The calculated ESF of the peptide groups in an eight-residue alanine peptide, β-strand conformation are plotted against residue number. With the numbering system used here, the number of peptide groups equals the number of alanine residues because, in a series of peptides with varying numbers of alanine residues, the amide bond created by joining the N-terminal acetyl and C-terminal N-methyl blocking groups (to make N-methylacetamide) is not counted as a peptide bond.

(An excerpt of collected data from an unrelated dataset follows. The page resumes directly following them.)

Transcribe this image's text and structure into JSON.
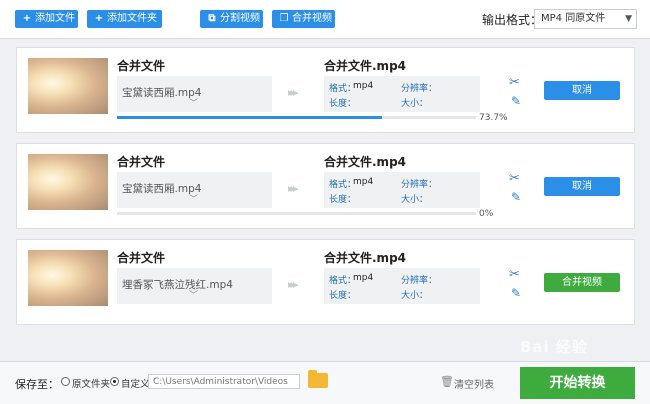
{
  "toolbar": {
    "add_file": "添加文件",
    "add_folder": "添加文件夹",
    "split_video": "分割视频",
    "merge_video": "合并视频",
    "output_format_label": "输出格式：",
    "output_format_value": "MP4  同原文件"
  },
  "items": [
    {
      "src_title": "合并文件",
      "src_name": "宝黛读西厢.mp4",
      "out_title": "合并文件.mp4",
      "format_label": "格式：",
      "format_value": "mp4",
      "resolution_label": "分辨率：",
      "length_label": "长度：",
      "size_label": "大小：",
      "action_label": "取消",
      "progress": 0.737,
      "progress_text": "73.7%"
    },
    {
      "src_title": "合并文件",
      "src_name": "宝黛读西厢.mp4",
      "out_title": "合并文件.mp4",
      "format_label": "格式：",
      "format_value": "mp4",
      "resolution_label": "分辨率：",
      "length_label": "长度：",
      "size_label": "大小：",
      "action_label": "取消",
      "progress": 0.0,
      "progress_text": "0%"
    },
    {
      "src_title": "合并文件",
      "src_name": "埋香冢飞燕泣残红.mp4",
      "out_title": "合并文件.mp4",
      "format_label": "格式：",
      "format_value": "mp4",
      "resolution_label": "分辨率：",
      "length_label": "长度：",
      "size_label": "大小：",
      "action_label": "合并视频"
    }
  ],
  "bottom": {
    "save_to_label": "保存至：",
    "original_folder_label": "原文件夹",
    "custom_label": "自定义",
    "path_value": "C:\\Users\\Administrator\\Videos",
    "clear_list_label": "清空列表",
    "start_label": "开始转换"
  },
  "watermark": "Bai 经验",
  "colors": {
    "accent_blue": "#2b8fe8",
    "accent_green": "#3eab3e"
  },
  "icons": [
    "plus-icon",
    "folder-plus-icon",
    "split-icon",
    "merge-icon",
    "dropdown-arrow-icon",
    "scissors-icon",
    "edit-icon",
    "folder-icon",
    "trash-icon"
  ]
}
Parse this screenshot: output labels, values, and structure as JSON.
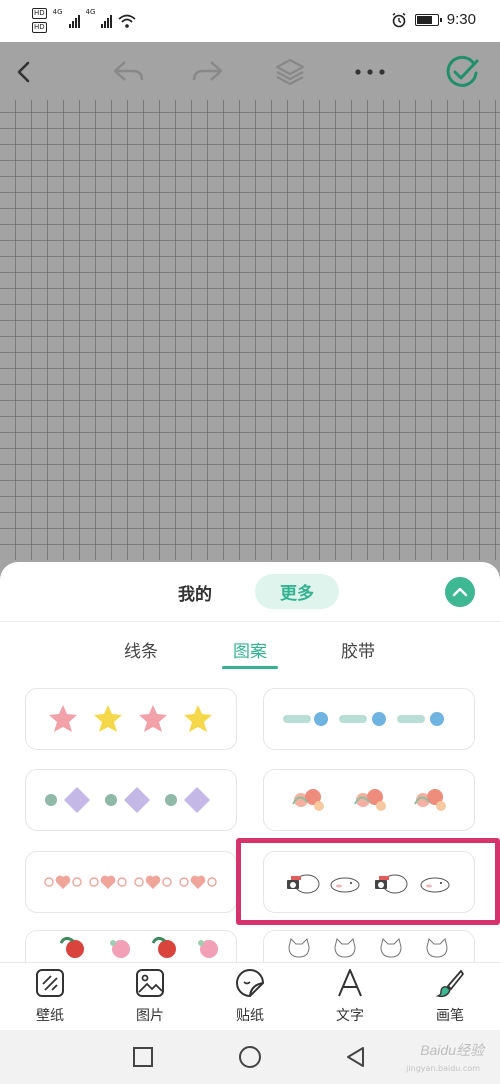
{
  "status_bar": {
    "hd_label": "HD",
    "network_label": "4G",
    "time": "9:30",
    "battery_percent": 80
  },
  "toolbar": {
    "icons": [
      "back-icon",
      "undo-icon",
      "redo-icon",
      "layers-icon",
      "more-icon",
      "confirm-icon"
    ],
    "accent": "#33b392"
  },
  "sheet": {
    "segments": {
      "mine": "我的",
      "more": "更多"
    },
    "tabs": [
      {
        "label": "线条"
      },
      {
        "label": "图案"
      },
      {
        "label": "胶带"
      }
    ],
    "active_tab": "图案",
    "patterns": [
      {
        "name": "star-pattern"
      },
      {
        "name": "dash-dot-pattern"
      },
      {
        "name": "circle-diamond-pattern"
      },
      {
        "name": "floral-pattern"
      },
      {
        "name": "heart-swirl-pattern"
      },
      {
        "name": "cat-camera-pattern"
      },
      {
        "name": "fruit-pattern"
      },
      {
        "name": "cat-face-pattern"
      }
    ],
    "highlight_color": "#d6336c"
  },
  "bottom_nav": {
    "items": [
      {
        "label": "壁纸",
        "icon": "wallpaper-icon"
      },
      {
        "label": "图片",
        "icon": "image-icon"
      },
      {
        "label": "贴纸",
        "icon": "sticker-icon"
      },
      {
        "label": "文字",
        "icon": "text-icon"
      },
      {
        "label": "画笔",
        "icon": "brush-icon"
      }
    ]
  },
  "system_nav": {
    "icons": [
      "recent-apps-icon",
      "home-icon",
      "back-triangle-icon"
    ],
    "watermark": "Baidu经验",
    "watermark_sub": "jingyan.baidu.com"
  }
}
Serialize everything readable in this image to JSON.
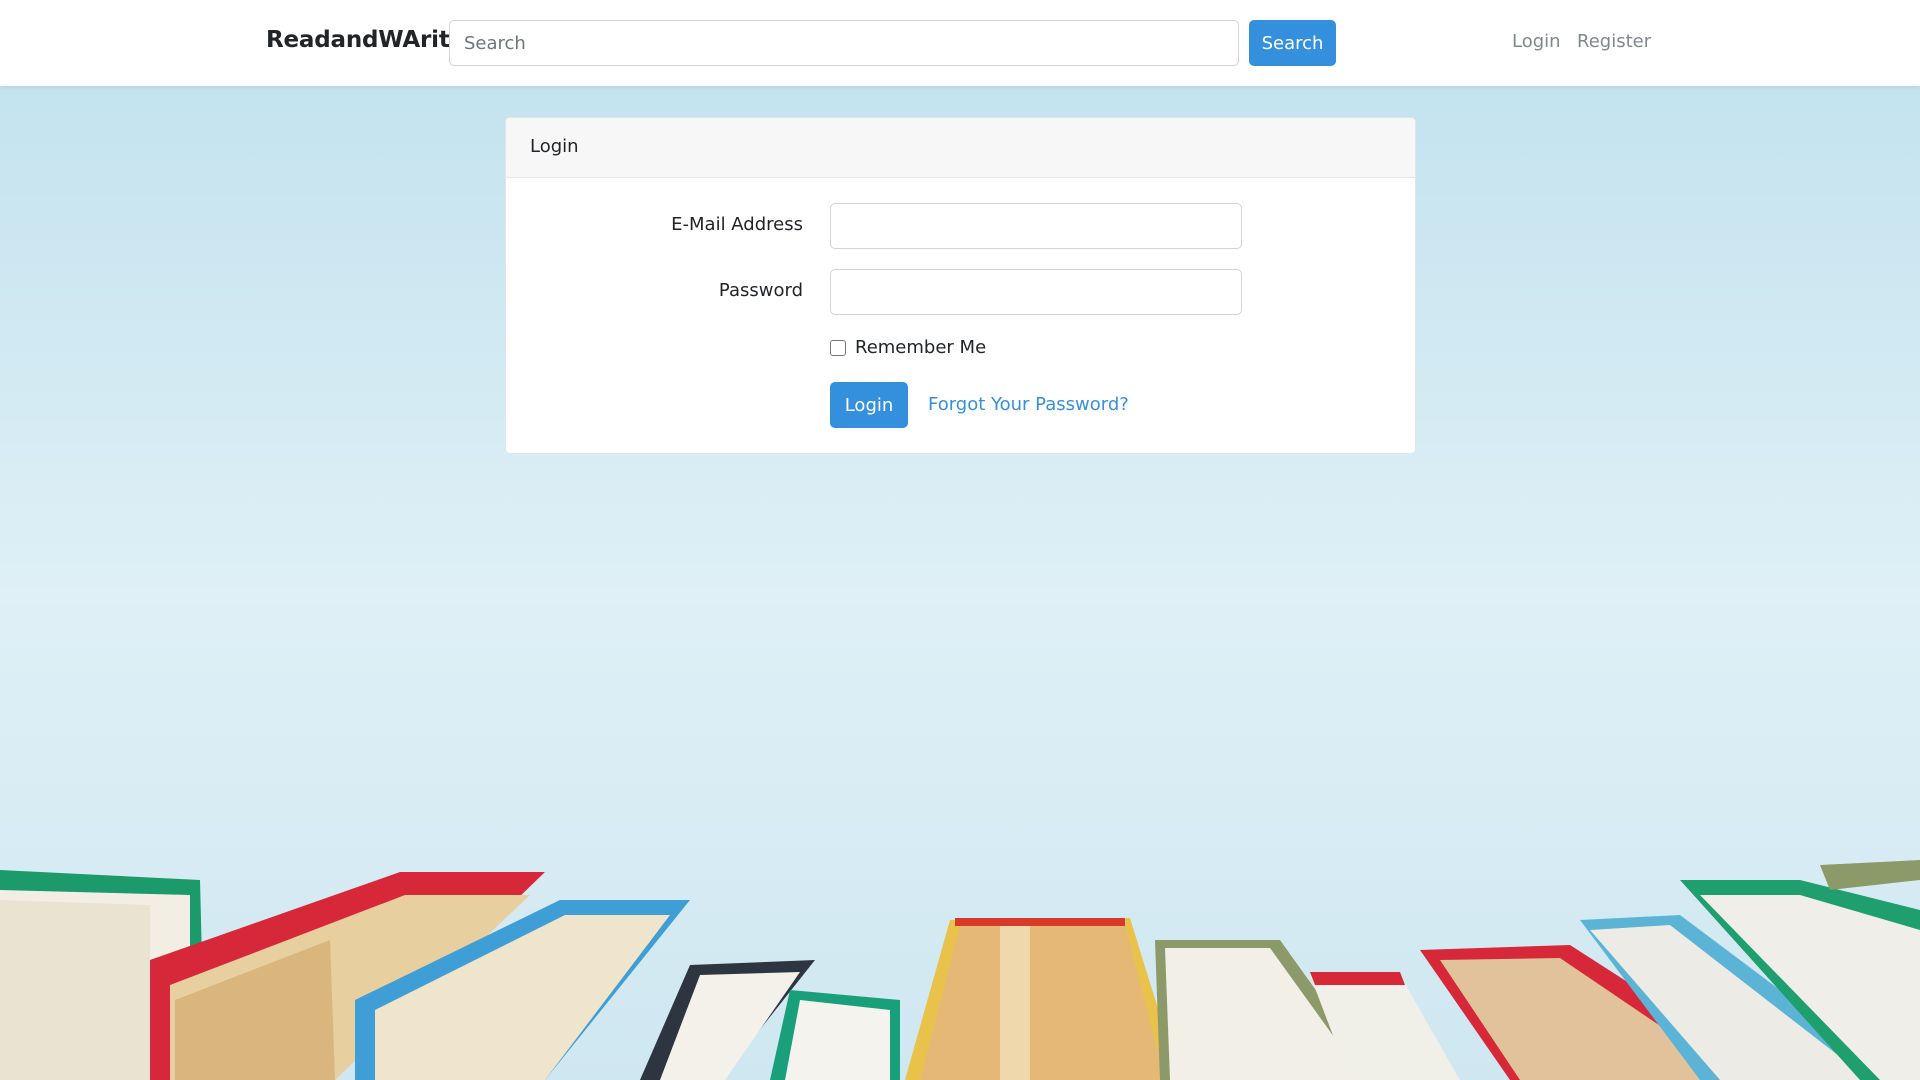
{
  "navbar": {
    "brand": "ReadandWArite",
    "search_placeholder": "Search",
    "search_button": "Search",
    "links": {
      "login": "Login",
      "register": "Register"
    }
  },
  "login_card": {
    "header": "Login",
    "email_label": "E-Mail Address",
    "email_value": "",
    "password_label": "Password",
    "password_value": "",
    "remember_label": "Remember Me",
    "remember_checked": false,
    "submit_label": "Login",
    "forgot_label": "Forgot Your Password?"
  },
  "colors": {
    "primary": "#3490dc",
    "background_sky": "#d7ecf4",
    "book_colors": [
      "#1f9e6e",
      "#d62839",
      "#3f9ed6",
      "#e8c24a",
      "#8c9a6a",
      "#f0efe8"
    ]
  }
}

The ESFs have been calculated as outlined (13) by using delphi and the parse parameter set (11); the internal dielectric constant is 2, and the external dielectric constant is 80. The peptide geometry is generated by using insight ii with the φ,ψ backbone angles set to −120° and 120°, respectively, for the β-strand.

Figure 2

The calculated ESFs, in kcal/mol, of the peptide groups in two helical alanine peptides are plotted against residue number. The peptides contain either five or 15 alanine residues, plus N-terminal acetyl and C-terminal N-methylamide blocking groups. The backbone φ,ψ angles are −65° and −40° respectively. For other information, see legend to Fig. 1.

Figure 3

The calculated ESF values, in kcal/mol, are plotted against residue number for two blocked alanine peptides in the random coil conformation. The peptides contain either three or five alanine residues. The definition of the random coil conformation is given in the text and in ref. , and the method of calculating the results follows ref. .

Figure 4

Comparison between the measured helix propensity difference (6) (filled bars) and the calculated ESF difference for a mutant peptide versus an alanine host in either the β-strand conformation (empty bars) or the helical conformation (hatched bars). The units are kcal/mol. The comparison is made for Leu, Ile, and Val. The β-strand peptides contain five alanine residues plus N-terminal acetyl and C-terminal N-methylamide blocking groups, and only the central Ala residue is substituted by another amino acid. The ESF values of the five central residues of the mutant β-strand peptide are subtracted from those of the Ala peptide and then summed. The peptide sequence used for calculating ESF values in the helical conformation corresponds to the peptide sequence used for measuring helix propensities (6), which is Ac-K(A)₄X(A)₄KGY-NH₂, where X is either A, L, I, V, or G. In calculating ESF differences between helical peptides, the values for the five central peptide groups (groups 4–8) in the mutant peptide are subtracted from the corresponding values for the Ala peptide and then summed. The side-chain torsion angles are: Leu, χ1–60, χ2 180°; Ile, χ1–60, χ2 180°; Val, χ1 180°; the backbone angles are given in the legends to Figs. 1 and 2.